Há figuras ocultas no silêncio da História, que sobrevivem na memória dos povos como brasas acesas. Aqualtune, princesa do Kongo, é uma dessas presenças. Neste texto conto a génese do meu romance histórico Aqualtune – A Princesa do Kongo e partilho uma reflexão sobre as memórias apagadas pela historiografia dominante, sobretudo no que toca à presença africana no Brasil colonial. Acima de tudo, reforço a ideia sobre a urgência de se recuperarem vozes apagadas, numa narrativa que cruza a resistência africana, o feminino, a escravatura e a força da tradição oral como chama que atravessa os séculos.

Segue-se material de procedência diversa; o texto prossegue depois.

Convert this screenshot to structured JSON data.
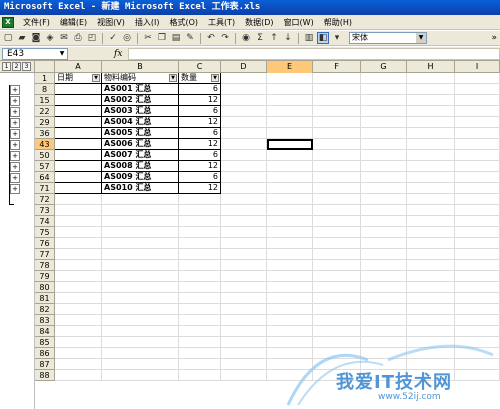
{
  "window": {
    "title": "Microsoft Excel - 新建 Microsoft Excel 工作表.xls"
  },
  "menu": [
    "文件(F)",
    "编辑(E)",
    "视图(V)",
    "插入(I)",
    "格式(O)",
    "工具(T)",
    "数据(D)",
    "窗口(W)",
    "帮助(H)"
  ],
  "toolbar": {
    "font_name": "宋体",
    "more": "»"
  },
  "formula": {
    "name_box": "E43",
    "fx": "fx",
    "content": ""
  },
  "outline_levels": [
    "1",
    "2",
    "3"
  ],
  "expand_symbol": "+",
  "columns": [
    "A",
    "B",
    "C",
    "D",
    "E",
    "F",
    "G",
    "H",
    "I"
  ],
  "selected_column": "E",
  "header_row": {
    "number": "1",
    "cells": [
      "日期",
      "物料编码",
      "数量"
    ]
  },
  "rows": [
    {
      "number": "8",
      "code": "AS001 汇总",
      "qty": "6"
    },
    {
      "number": "15",
      "code": "AS002 汇总",
      "qty": "12"
    },
    {
      "number": "22",
      "code": "AS003 汇总",
      "qty": "6"
    },
    {
      "number": "29",
      "code": "AS004 汇总",
      "qty": "12"
    },
    {
      "number": "36",
      "code": "AS005 汇总",
      "qty": "6"
    },
    {
      "number": "43",
      "code": "AS006 汇总",
      "qty": "12"
    },
    {
      "number": "50",
      "code": "AS007 汇总",
      "qty": "6"
    },
    {
      "number": "57",
      "code": "AS008 汇总",
      "qty": "12"
    },
    {
      "number": "64",
      "code": "AS009 汇总",
      "qty": "6"
    },
    {
      "number": "71",
      "code": "AS010 汇总",
      "qty": "12"
    }
  ],
  "empty_rows": [
    "72",
    "73",
    "74",
    "75",
    "76",
    "77",
    "78",
    "79",
    "80",
    "81",
    "82",
    "83",
    "84",
    "85",
    "86",
    "87",
    "88"
  ],
  "selected_row": "43",
  "watermark": {
    "text": "我爱IT技术网",
    "url": "www.52ij.com"
  }
}
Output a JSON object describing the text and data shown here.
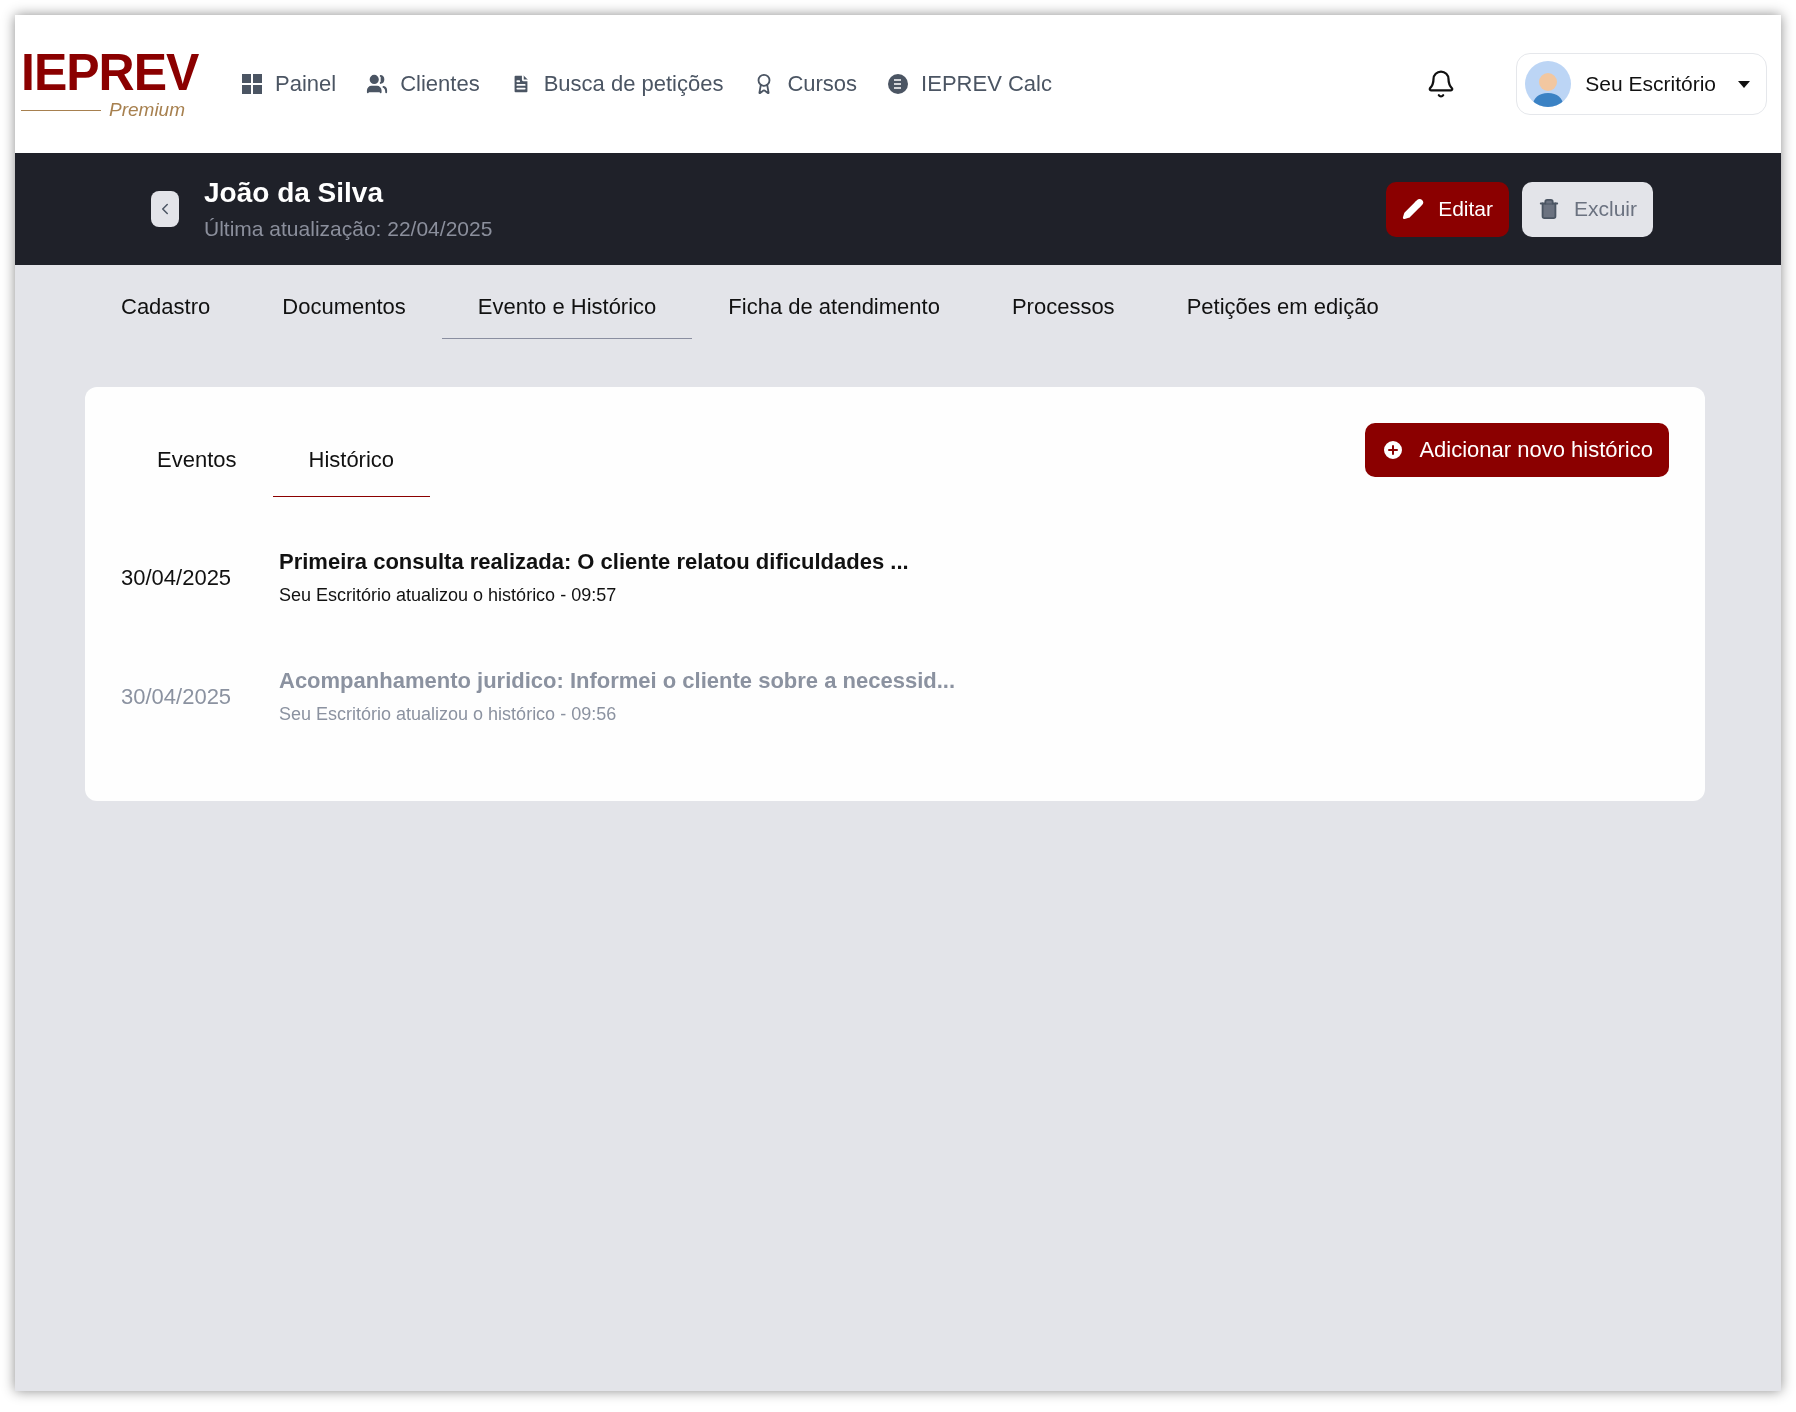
{
  "logo": {
    "name": "IEPREV",
    "tier": "Premium"
  },
  "nav": [
    {
      "label": "Painel",
      "kind": "grid"
    },
    {
      "label": "Clientes",
      "kind": "users"
    },
    {
      "label": "Busca de petições",
      "kind": "file"
    },
    {
      "label": "Cursos",
      "kind": "award"
    },
    {
      "label": "IEPREV Calc",
      "kind": "calc"
    }
  ],
  "account": {
    "name": "Seu Escritório"
  },
  "client": {
    "name": "João da Silva",
    "updated": "Última atualização: 22/04/2025"
  },
  "actions": [
    {
      "label": "Editar",
      "kind": "primary"
    },
    {
      "label": "Excluir",
      "kind": "secondary"
    }
  ],
  "tabs": [
    {
      "label": "Cadastro",
      "selected": false
    },
    {
      "label": "Documentos",
      "selected": false
    },
    {
      "label": "Evento e Histórico",
      "selected": true
    },
    {
      "label": "Ficha de atendimento",
      "selected": false
    },
    {
      "label": "Processos",
      "selected": false
    },
    {
      "label": "Petições em edição",
      "selected": false
    }
  ],
  "subtabs": [
    {
      "label": "Eventos",
      "selected": false
    },
    {
      "label": "Histórico",
      "selected": true
    }
  ],
  "add_button": "Adicionar novo histórico",
  "history": [
    {
      "date": "30/04/2025",
      "title": "Primeira consulta realizada: O cliente relatou dificuldades ...",
      "meta": "Seu Escritório atualizou o histórico - 09:57",
      "dimmed": false
    },
    {
      "date": "30/04/2025",
      "title": "Acompanhamento juridico: Informei o cliente sobre a necessid...",
      "meta": "Seu Escritório atualizou o histórico - 09:56",
      "dimmed": true
    }
  ]
}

Um romance histórico é uma quimera. Seu corpo é compósito – como o dos monstros que nos introduzem nos domínios do arquétipo. Mas conseguir que tal construção anímica sobreviva às suas enormes contradições e toque os pontos essenciais da narrativa humana, tão complexa e gloriosa, tão trágica e tão cómica também, é uma aventura arriscada. Foi esse o risco que assumi quando fui ao encontro de Aqualtune, a Princesa do Kongo, porque a quimera é, também, um processo dinâmico, onde ficção e realidade coexistem. E, no caso de Aqualtune, se reforçam, como se a resistência e o heroísmo se tivessem projetado para além do tempo, transcendendo a morte que semeou o seu percurso moldando-a como uma ideia-força tão sedutora que a literatura não a pode ignorar.

Foi o que me aconteceu quando tomei conhecimento da possível existência de uma “famosa” princesa do reino do Kongo, filha de um grande rei, guerreira indomável, chamada Aqualtune. Uma figura que, nos nossos tempos, é também metáfora. Da mulher ferida, da África saqueada, da liberdade negada, mas também da dignidade que renasce. O romance é uma oferenda a essa memória. E escrever sobre ela, agora neste artigo, é renovar o gesto de quem sopra nas brasas da História para que não se apaguem.

Afinal, quem foi ela? Mais: Como é que sabemos tão pouco de África, sua cultura, sua estória mítica, seus heróis e heroínas que, mesmo sem registo fixado, se mantiveram vivos na tradição oral entrando diretamente na lenda, no folclore, no costume, recusando a morte?

Numa Europa, ou melhor numa civilização de matriz eurocêntrica, que evoca a consagração política do célebre “Liberdade, Igualdade e Fraternidade”, a relação com os povos secularmente dominados e espoliados das suas terras, suas crenças, suas línguas, seus costumes, seus tesouros materiais e imateriais em nome da “civilização” que os tutelava, a historiografia faz-se tábua rasa. Nesse sentido, foram erradicados cultos e figuras protectoras. Memórias. Heróis e heroínas que alimentavam o imaginário nas noites escuras onde à luz incerta das fogueiras se aquecia a alma com recordações que passavam de boca em boca. Aqualtune sobreviveu aí e vem daí. Do coração da memória coletiva que apelava a todo um património glorioso, para alimentar farrapos de fé e migalhas de esperança.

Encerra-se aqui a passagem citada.